Nay in all that toil, that coil, since (seems) I kissed the rod,
Hand rather, my heart lo! lapped strength, stole joy, would laugh, cheer.
Cheer whom though? the hero whose heaven-handling flung me, fóot tród
Me? or me that fought him? O which one? is it each one? That night, that year
Of now done darkness I wretch lay wrestling with (my God!) my God.

-- Gerard Manley Hopkins

Saturday, May 04, 2013

Poem of the Day: Yeats's The Second Coming

The Second Coming

Turning and turning in the widening gyre
The falcon cannot hear the falconer;
Things fall apart; the centre cannot hold;
Mere anarchy is loosed upon the world,
The blood-dimmed tide is loosed, and everywhere
The ceremony of innocence is drowned;
The best lack all conviction, while the worst
Are full of passionate intensity.

Surely some revelation is at hand;
Surely the Second Coming is at hand.
The Second Coming! Hardly are those words out
When a vast image out of Spiritus Mundi
Troubles my sight: somewhere in sands of the desert
A shape with lion body and the head of a man,
A gaze blank and pitiless as the sun,
Is moving its slow thighs, while all about it
Reel shadows of the indignant desert birds.
The darkness drops again; but now I know
That twenty centuries of stony sleep
Were vexed to nightmare by a rocking cradle,
And what rough beast, its hour come round at last,
Slouches towards Bethlehem to be born?

-- W. B. Yeats

Friday, May 03, 2013

Poem of the Day: Ryan's A Certain Kind of Eden

A Certain Kind of Eden

It seems like you could, but
you can’t go back and pull
the roots and runners and replant.
It’s all too deep for that.
You’ve overprized intention,
have mistaken any bent you’re given
for control. You thought you chose
the bean and chose the soil.
You even thought you abandoned
one or two gardens. But those things
keep growing where we put them—
if we put them at all.
A certain kind of Eden holds us thrall.
Even the one vine that tendrils out alone
in time turns on its own impulse,
twisting back down its upward course
a strong and then a stronger rope,
the greenest saddest strongest
kind of hope.

-- Kay Ryan
I went on a binge of posting Kay Ryan poems a bit over a year ago; you can read them all here if you'd like to read more of this fabulous poet. And, although it's not accurate -- the week being long over -- I've tagged this post too with the Kay Ryan Week tag, to group it with the others.

Thursday, May 02, 2013

Poem of the Day: Frost's Acquainted with the Night

Acquainted With the Night

I have been one acquainted with the night.
I have walked out in rain --and back in rain.
I have outwalked the furthest city light.

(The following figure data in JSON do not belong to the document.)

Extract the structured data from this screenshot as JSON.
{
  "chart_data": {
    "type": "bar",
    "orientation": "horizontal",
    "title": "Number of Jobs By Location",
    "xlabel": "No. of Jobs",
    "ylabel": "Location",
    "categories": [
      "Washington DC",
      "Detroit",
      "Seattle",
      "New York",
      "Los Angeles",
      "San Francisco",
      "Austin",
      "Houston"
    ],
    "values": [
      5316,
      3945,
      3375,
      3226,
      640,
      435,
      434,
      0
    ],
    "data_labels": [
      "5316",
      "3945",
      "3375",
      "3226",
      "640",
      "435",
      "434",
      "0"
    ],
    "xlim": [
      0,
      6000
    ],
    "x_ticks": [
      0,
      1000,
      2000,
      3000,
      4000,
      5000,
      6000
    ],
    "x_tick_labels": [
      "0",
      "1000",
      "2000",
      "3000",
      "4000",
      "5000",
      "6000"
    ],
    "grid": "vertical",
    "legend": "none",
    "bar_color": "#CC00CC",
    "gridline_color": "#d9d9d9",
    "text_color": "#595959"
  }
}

I have looked down the saddest city lane.
I have passed by the watchman on his beat
And dropped my eyes, unwilling to explain.

I have stood still and stopped the sound of feet
When far away an interrupted cry
Came over houses from another street,

But not to call me back or say good-bye;
And further still at an unearthly height
One luminary clock against the sky

Proclaimed the time was neither wrong nor right.
I have been one acquainted with the night.